О музыкальном увлечении
— Я знаю о ваших музыкальных увлечениях. На чем играете?
— Играю на гитаре. Акустическая гитара, конечно. Могу играть на бас-гитаре. Также, когда учился в судостроительном лицее принимал участие в местном духовом оркестре. Также там играл на альте, на трубе. У нас там был художник-руководитель, который набирал людей и сам же обучал. Потом ездили и выступали, честь лицея отстаивали.
— Немалый список музыкальных инструментов. Не было желания построить музыкальную карьеру?
— Да нет. Я не заканчивал ни одной музыкальной школы. Меня старший брат научил. Он также самоучка. Он этим увлекался, любил это. Гитара, это было его все. А я, как младший брат, постоянно вокруг него бегал. Он меня немного учил — и я себе начал дальше развиваться понемногу.
О службе
— А откуда на вашем горизонте взялась армия?
— Срочная военная служба в 2009 году. Мне исполнилось 18 лет. Я пошел срочником в военкомат, в армию. Попал служить в нашу 79 отдельную десантно-штурмовую бригаду, второй батальон. И проходил там срочную военную службу. Может, за месяц где-то до демобилизации я принял решение, подписал контракт с воинской частью и остался. Все время в 79 бригаде. Исключение — это 4 года обучения в Национальной академии сухопутных войск имени гетмана Петра Сагайдачного во Львове. С 2015 по 2019 год я проходил обучение, где получил специальность артиллериста, офицера.
О начале войны
— Смотрите, вы идете в армию, в мирное время. Там даже еще не было обострений каких-то отношений с Россией. Были, конечно, определенные политические споры, но еще даже не были подписаны харьковские соглашения, когда они в 2010 году увеличивают свой контингент в Крыму и уже начинают к чему-то готовиться. И тут в 2014 году начинается война. Где она вас застала?
— Начало 2014 года. Застала она меня в обычный будний день в военной части. И если быть точным, где-то, наверное, 3 марта, если меня память не подводит, воинскую часть подняли по тревоге. Я, как обычный военный, выполнял задачи, которые давали командиры. Готовились к выполнению боевых задач.
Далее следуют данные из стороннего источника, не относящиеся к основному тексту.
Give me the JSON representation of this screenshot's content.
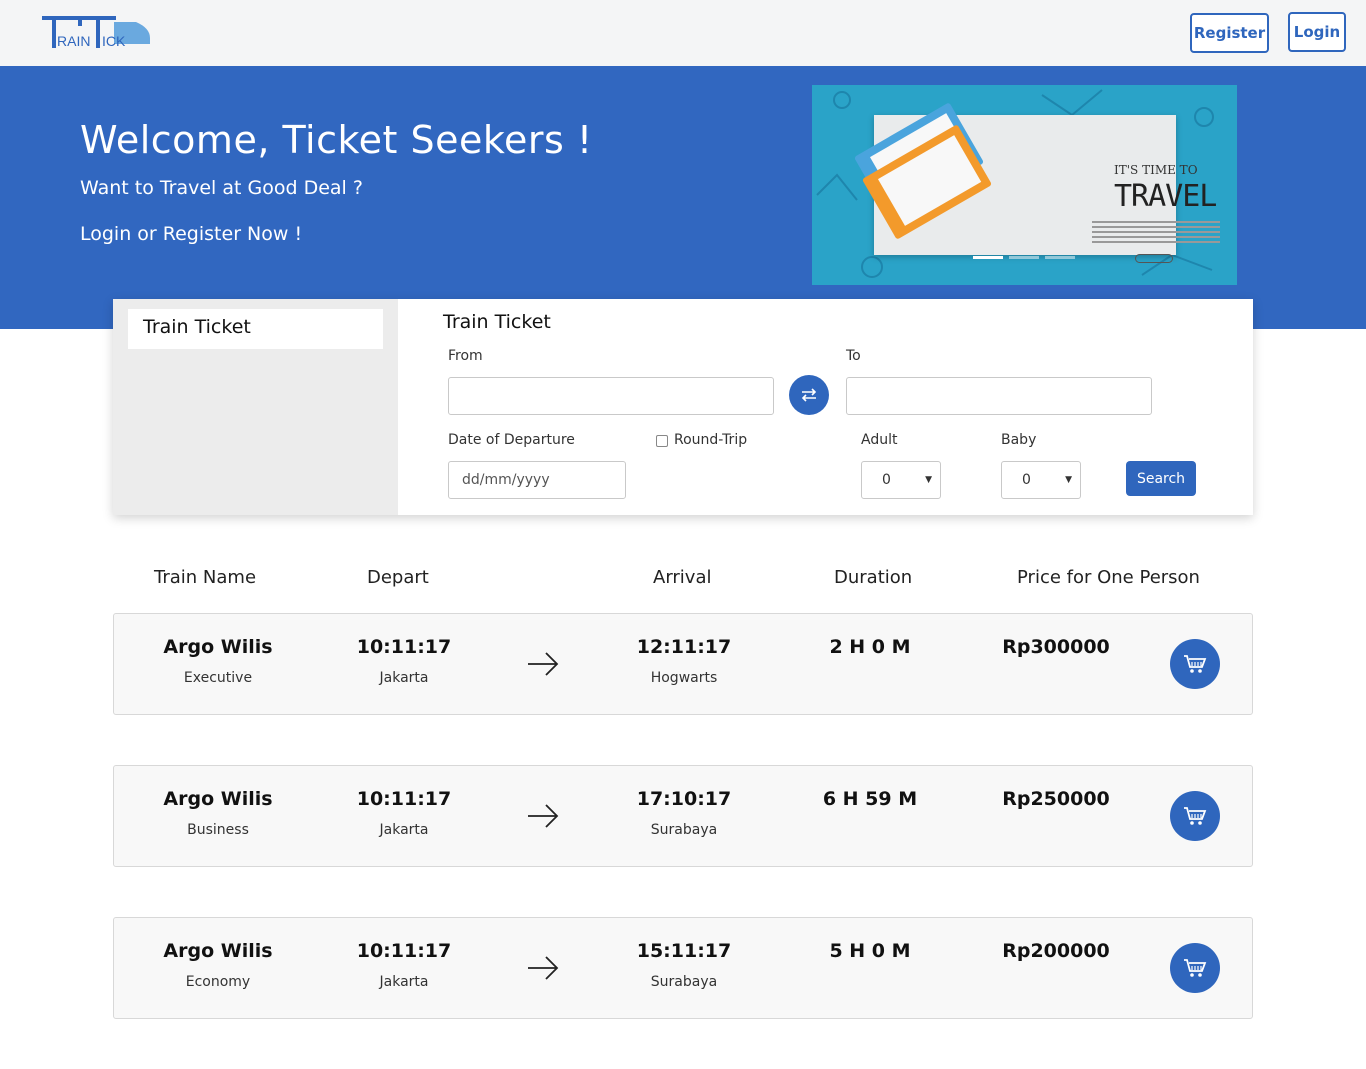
{
  "header": {
    "logo_text": "TRAINTICK",
    "register_label": "Register",
    "login_label": "Login"
  },
  "hero": {
    "title": "Welcome, Ticket Seekers !",
    "subtitle": "Want to Travel at Good Deal ?",
    "cta": "Login or Register Now !",
    "banner": {
      "its_time": "IT'S TIME TO",
      "travel": "TRAVEL"
    }
  },
  "search": {
    "tab_label": "Train Ticket",
    "title": "Train Ticket",
    "from_label": "From",
    "from_value": "",
    "to_label": "To",
    "to_value": "",
    "date_label": "Date of Departure",
    "date_placeholder": "dd/mm/yyyy",
    "round_trip_label": "Round-Trip",
    "adult_label": "Adult",
    "adult_value": "0",
    "baby_label": "Baby",
    "baby_value": "0",
    "search_label": "Search"
  },
  "table": {
    "headers": [
      "Train Name",
      "Depart",
      "Arrival",
      "Duration",
      "Price for One Person"
    ],
    "rows": [
      {
        "name": "Argo Wilis",
        "class": "Executive",
        "depart_time": "10:11:17",
        "depart_city": "Jakarta",
        "arrival_time": "12:11:17",
        "arrival_city": "Hogwarts",
        "duration": "2 H 0 M",
        "price": "Rp300000"
      },
      {
        "name": "Argo Wilis",
        "class": "Business",
        "depart_time": "10:11:17",
        "depart_city": "Jakarta",
        "arrival_time": "17:10:17",
        "arrival_city": "Surabaya",
        "duration": "6 H 59 M",
        "price": "Rp250000"
      },
      {
        "name": "Argo Wilis",
        "class": "Economy",
        "depart_time": "10:11:17",
        "depart_city": "Jakarta",
        "arrival_time": "15:11:17",
        "arrival_city": "Surabaya",
        "duration": "5 H 0 M",
        "price": "Rp200000"
      }
    ]
  },
  "colors": {
    "primary": "#3167c0",
    "button": "#2f66bd",
    "banner": "#2aa3c8"
  }
}
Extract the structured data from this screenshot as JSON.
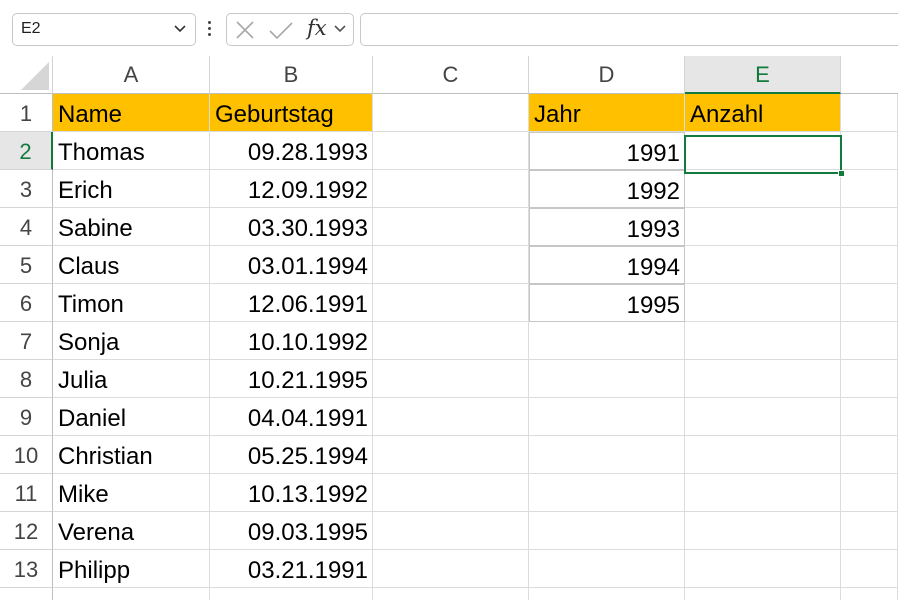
{
  "name_box": {
    "value": "E2"
  },
  "formula_bar": {
    "fx_label": "fx",
    "value": ""
  },
  "columns": [
    "A",
    "B",
    "C",
    "D",
    "E"
  ],
  "selected_column": "E",
  "rows": [
    "1",
    "2",
    "3",
    "4",
    "5",
    "6",
    "7",
    "8",
    "9",
    "10",
    "11",
    "12",
    "13"
  ],
  "selected_row": "2",
  "header_row": {
    "name": "Name",
    "birthday": "Geburtstag",
    "year": "Jahr",
    "count": "Anzahl"
  },
  "people": [
    {
      "name": "Thomas",
      "birthday": "09.28.1993"
    },
    {
      "name": "Erich",
      "birthday": "12.09.1992"
    },
    {
      "name": "Sabine",
      "birthday": "03.30.1993"
    },
    {
      "name": "Claus",
      "birthday": "03.01.1994"
    },
    {
      "name": "Timon",
      "birthday": "12.06.1991"
    },
    {
      "name": "Sonja",
      "birthday": "10.10.1992"
    },
    {
      "name": "Julia",
      "birthday": "10.21.1995"
    },
    {
      "name": "Daniel",
      "birthday": "04.04.1991"
    },
    {
      "name": "Christian",
      "birthday": "05.25.1994"
    },
    {
      "name": "Mike",
      "birthday": "10.13.1992"
    },
    {
      "name": "Verena",
      "birthday": "09.03.1995"
    },
    {
      "name": "Philipp",
      "birthday": "03.21.1991"
    }
  ],
  "years": [
    "1991",
    "1992",
    "1993",
    "1994",
    "1995"
  ],
  "colors": {
    "header_fill": "#ffc000",
    "selection": "#137a3d"
  }
}
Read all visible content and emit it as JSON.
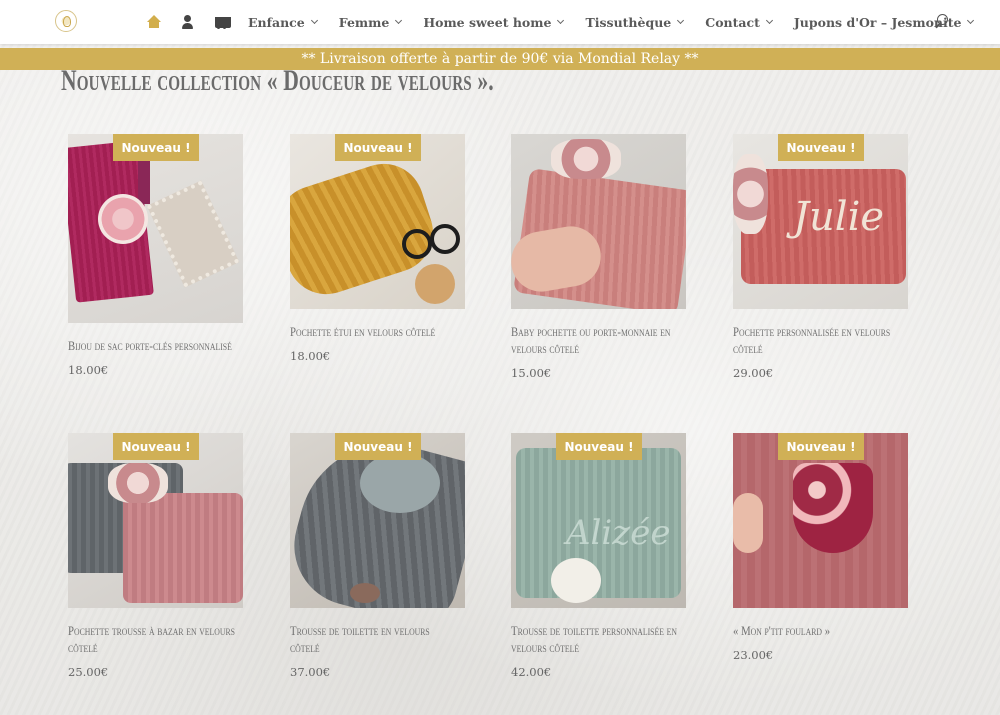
{
  "nav": {
    "items": [
      {
        "label": "Enfance"
      },
      {
        "label": "Femme"
      },
      {
        "label": "Home sweet home"
      },
      {
        "label": "Tissuthèque"
      },
      {
        "label": "Contact"
      },
      {
        "label": "Jupons d'Or – Jesmonite"
      }
    ]
  },
  "banner": {
    "text": "** Livraison offerte à partir de 90€ via Mondial Relay **"
  },
  "section": {
    "title": "Nouvelle collection « Douceur de velours »."
  },
  "badge_label": "Nouveau !",
  "products": [
    {
      "title": "Bijou de sac porte-clés personnalisé",
      "price": "18.00€",
      "badge": "Nouveau !"
    },
    {
      "title": "Pochette étui en velours côtelé",
      "price": "18.00€",
      "badge": "Nouveau !"
    },
    {
      "title": "Baby pochette ou porte-monnaie en velours côtelé",
      "price": "15.00€",
      "badge": ""
    },
    {
      "title": "Pochette personnalisée en velours côtelé",
      "price": "29.00€",
      "badge": "Nouveau !"
    },
    {
      "title": "Pochette trousse à bazar en velours côtelé",
      "price": "25.00€",
      "badge": "Nouveau !"
    },
    {
      "title": "Trousse de toilette en velours côtelé",
      "price": "37.00€",
      "badge": "Nouveau !"
    },
    {
      "title": "Trousse de toilette personnalisée en velours côtelé",
      "price": "42.00€",
      "badge": "Nouveau !"
    },
    {
      "title": "« Mon p'tit foulard »",
      "price": "23.00€",
      "badge": "Nouveau !"
    }
  ],
  "colors": {
    "accent": "#d0b056",
    "text": "#5a5a5a",
    "header": "#ffffff"
  },
  "icons": [
    "logo-icon",
    "home-icon",
    "user-icon",
    "cart-icon",
    "search-icon"
  ]
}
— Какие у вас были первые боевые задачи?
— Первые боевые задачи — мы организовали блокпосты, перекрытие с Перешейка, из Крыма. Это Николаевская область, перед Армянском. Строили какую-то линию. В том числе, мое подразделение, я на тот момент служил в минометной батарее.
— И тут вы попадаете на Донбасс, как и когда?
— Да. В ближайшее время наше подразделение было переброшено в Донецкую область, где мы провели подготовку. Это июнь 2014 года. И первое задание, которое получило там мое подразделение, это было освобождение Лимана. Заходили колоннами в составе подразделения. Были бои, там сепаратисты на блокпостах прорвались с боями, блокпосты уничтожали. Заходили в город, сразу его брали в кольцо и проводили зачистку.
— Вы из так называемой целевой аудитории Путина, это русскоязычного региона, тем более вы в рядах Вооруженных Сил Украины. Как это все тогда вами воспринималось? Путин, мол, мы защищаем там от фашистов и так далее. А вы, де-факто, видели всю реальность на поле боя?
— Как для меня, нет разницы, кто русскоязычный — юг, запад Украины. Мы все — украинцы. А в первую очередь, я — военный, я давал, принимал присягу на верность украинскому народу. И мне неважно, как он говорит. Если он украинец, то он украинец.
— Были к вам какие-то там претензии, вопросы? Часто местные в Донецкой области обращались к военным, мол, чего вы сюда приехали? У вас был аргумент, вы же с юга, вы же не с Западной Украины?
— Никогда такого не было. Хотя был один случай. Ехали колонны, даже не помню, что это за населенный пункт был. И женщина довольно пожилого возраста просто в спину нам показывала нецензурные жесты. А так, ну, в принципе, никогда никто мне там не говорил, что я где-то не могу разговаривать на русском языке.
О боях за Донецкий аэропорт
— У вас немалый военный путь, разные боевые точки, бои за Донецкий аэропорт — среди легендарных. Расскажите об этом.
— Я участвовал в обороне Донецкого аэропорта, но я лично там не был. В самом аэропорту, на позициях не находился, потому что я служил в минометной батарее. Наша позиция находилась почти за пределами самого Донецкого аэропорта. И мы поддерживали огнем подразделения, которые находились непосредственно в Донецком аэропорте.
— Долго вы участвовали в обороне Донецкого аэропорта? Что запомнилось больше всего?
— Все время, когда бригада выполняла там задачи, все время. Запомнились эти нашествия пехоты, когда они лезли по трупам своих товарищей, по той взлетной полосе. Когда наши подразделения из какого-то нового терминала их там просто расстреливают, уничтожают те группы, которые подходят, а они все равно идут и идут. Это для меня было первое удивление. Ну, как так можно?
— Долгий период российско-украинской войны бои за Донецкий аэропорт воспринимались, как самые тяжелые. Это легендарные бои, киборги, они выдержали, не выдержал бетон. И здесь 2022 год, февраль, и теперь вам есть с чем сравнить. Есть ли вообще подобного уровня бои сейчас, такие, как были за Донецкий аэропорт?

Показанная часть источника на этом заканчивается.